Should five per cent be a requirement?

by Justin da Rosa11 Feb 2015
The level of mortgage debt in Canada has sparked furious debate among industry professionals about qualification standards for mortgages.
“If you can’t save five per cent for a down payment, you have no business buying a house,” says Blair J. Anderson, the broker of record for Promise First Realty in Toronto. “I don’t want my clients to run into a situation where they have to get rid of the house. It’s not good for the market or for them as individuals.”
Some mortgage brokers, however, disagree.
“I think there are many good, hard-working Canadians with good credit, that make enough money to support a mortgage payment,” Hal Tagg, an Alberta-based broker and real estate agent, wrote on REP sister site, “I don't see the problem with helping them borrow the money for a down payment to help them get into their first house.
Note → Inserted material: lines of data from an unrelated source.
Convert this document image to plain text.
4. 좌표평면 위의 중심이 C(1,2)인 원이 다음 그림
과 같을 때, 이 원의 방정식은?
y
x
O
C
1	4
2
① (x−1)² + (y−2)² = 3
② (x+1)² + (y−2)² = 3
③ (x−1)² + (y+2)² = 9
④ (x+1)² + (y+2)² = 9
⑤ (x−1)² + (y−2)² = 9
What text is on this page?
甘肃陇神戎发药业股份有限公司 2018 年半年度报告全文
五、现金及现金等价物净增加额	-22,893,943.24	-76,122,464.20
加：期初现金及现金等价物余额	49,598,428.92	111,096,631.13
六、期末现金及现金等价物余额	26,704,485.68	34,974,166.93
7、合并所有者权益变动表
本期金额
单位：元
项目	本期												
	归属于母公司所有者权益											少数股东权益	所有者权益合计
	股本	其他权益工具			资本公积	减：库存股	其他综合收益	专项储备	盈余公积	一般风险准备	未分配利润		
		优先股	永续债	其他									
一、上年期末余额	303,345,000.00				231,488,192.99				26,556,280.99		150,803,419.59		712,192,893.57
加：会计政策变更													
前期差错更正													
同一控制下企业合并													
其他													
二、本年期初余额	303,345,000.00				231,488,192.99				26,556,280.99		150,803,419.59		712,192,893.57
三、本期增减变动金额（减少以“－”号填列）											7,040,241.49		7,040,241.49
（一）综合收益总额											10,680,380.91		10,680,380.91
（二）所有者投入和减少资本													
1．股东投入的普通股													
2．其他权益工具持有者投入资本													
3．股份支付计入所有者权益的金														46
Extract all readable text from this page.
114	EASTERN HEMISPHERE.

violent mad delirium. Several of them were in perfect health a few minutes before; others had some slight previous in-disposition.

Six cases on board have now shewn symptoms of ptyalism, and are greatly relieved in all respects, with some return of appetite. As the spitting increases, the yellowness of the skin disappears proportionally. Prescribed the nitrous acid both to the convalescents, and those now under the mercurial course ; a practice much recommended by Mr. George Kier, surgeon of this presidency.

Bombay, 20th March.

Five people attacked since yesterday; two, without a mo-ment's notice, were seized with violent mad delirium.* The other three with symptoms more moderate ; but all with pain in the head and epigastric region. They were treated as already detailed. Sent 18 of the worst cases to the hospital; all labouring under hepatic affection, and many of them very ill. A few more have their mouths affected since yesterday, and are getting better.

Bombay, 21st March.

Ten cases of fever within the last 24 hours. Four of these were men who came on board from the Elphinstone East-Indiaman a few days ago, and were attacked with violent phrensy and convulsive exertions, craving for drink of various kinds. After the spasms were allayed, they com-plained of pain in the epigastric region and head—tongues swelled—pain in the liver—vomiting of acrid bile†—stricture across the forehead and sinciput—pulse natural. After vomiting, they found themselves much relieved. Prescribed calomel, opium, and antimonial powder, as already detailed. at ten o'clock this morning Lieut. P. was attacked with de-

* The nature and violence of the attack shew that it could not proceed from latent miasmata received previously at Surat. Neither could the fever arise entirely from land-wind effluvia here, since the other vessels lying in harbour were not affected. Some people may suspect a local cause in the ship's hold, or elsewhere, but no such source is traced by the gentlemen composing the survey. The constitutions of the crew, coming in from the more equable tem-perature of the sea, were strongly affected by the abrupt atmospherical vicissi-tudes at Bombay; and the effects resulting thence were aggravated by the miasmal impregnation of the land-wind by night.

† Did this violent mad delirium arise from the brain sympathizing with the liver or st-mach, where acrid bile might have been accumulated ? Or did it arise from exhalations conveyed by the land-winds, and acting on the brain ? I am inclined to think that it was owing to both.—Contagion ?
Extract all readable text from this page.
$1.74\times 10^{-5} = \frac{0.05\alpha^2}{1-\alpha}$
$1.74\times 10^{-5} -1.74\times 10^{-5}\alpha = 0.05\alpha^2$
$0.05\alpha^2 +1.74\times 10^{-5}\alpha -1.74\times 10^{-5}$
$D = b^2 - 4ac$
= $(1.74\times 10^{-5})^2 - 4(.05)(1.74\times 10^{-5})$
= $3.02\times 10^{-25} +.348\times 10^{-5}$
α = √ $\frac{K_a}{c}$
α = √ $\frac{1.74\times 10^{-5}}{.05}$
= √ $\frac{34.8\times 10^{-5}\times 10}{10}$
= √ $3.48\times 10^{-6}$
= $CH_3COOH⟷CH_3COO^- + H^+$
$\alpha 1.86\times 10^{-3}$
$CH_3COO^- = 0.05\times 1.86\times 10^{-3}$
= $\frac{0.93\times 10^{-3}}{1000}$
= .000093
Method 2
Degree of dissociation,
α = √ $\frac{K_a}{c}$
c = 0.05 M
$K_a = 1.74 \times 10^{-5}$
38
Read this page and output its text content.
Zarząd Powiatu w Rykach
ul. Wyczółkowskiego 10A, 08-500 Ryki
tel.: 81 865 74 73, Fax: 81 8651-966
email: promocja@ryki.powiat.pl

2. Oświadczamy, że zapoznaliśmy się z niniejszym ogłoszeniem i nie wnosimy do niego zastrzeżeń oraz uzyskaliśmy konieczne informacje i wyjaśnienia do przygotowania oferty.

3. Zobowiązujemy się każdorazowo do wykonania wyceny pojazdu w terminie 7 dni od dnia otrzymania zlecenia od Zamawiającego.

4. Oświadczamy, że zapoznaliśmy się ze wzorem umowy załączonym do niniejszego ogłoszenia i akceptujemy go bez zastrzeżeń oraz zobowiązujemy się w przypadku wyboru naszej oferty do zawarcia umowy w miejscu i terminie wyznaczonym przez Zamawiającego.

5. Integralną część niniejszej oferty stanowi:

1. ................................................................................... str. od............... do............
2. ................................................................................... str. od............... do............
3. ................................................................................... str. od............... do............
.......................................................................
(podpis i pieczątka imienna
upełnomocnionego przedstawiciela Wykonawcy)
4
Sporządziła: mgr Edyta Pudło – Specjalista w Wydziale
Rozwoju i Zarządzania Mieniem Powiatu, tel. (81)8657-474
If a private lender is willing to take the risk in lending the down payment money, why not let it happen?”
Tagg, who disagrees that having at least a five per cent down payment should be a requirement for attaining a mortgages, wrote the comment in response to an article about the levels of mortgage debt Canadians have accrued across the country, similar to the one published on REP last week.
According to BuzzBuzzHome, British Columbians have racked up mortgage debt faster than they’ve grown home values. In 2012, the average value of a house rose 83.7 per cent over 13 years, to $535,400 – this being before the market went ape. The amount of mortgage debt West Coast homeowners took on, however, increased more than 132 per cent over the same period to $241,800, or 45.2 per cent of the value of the home.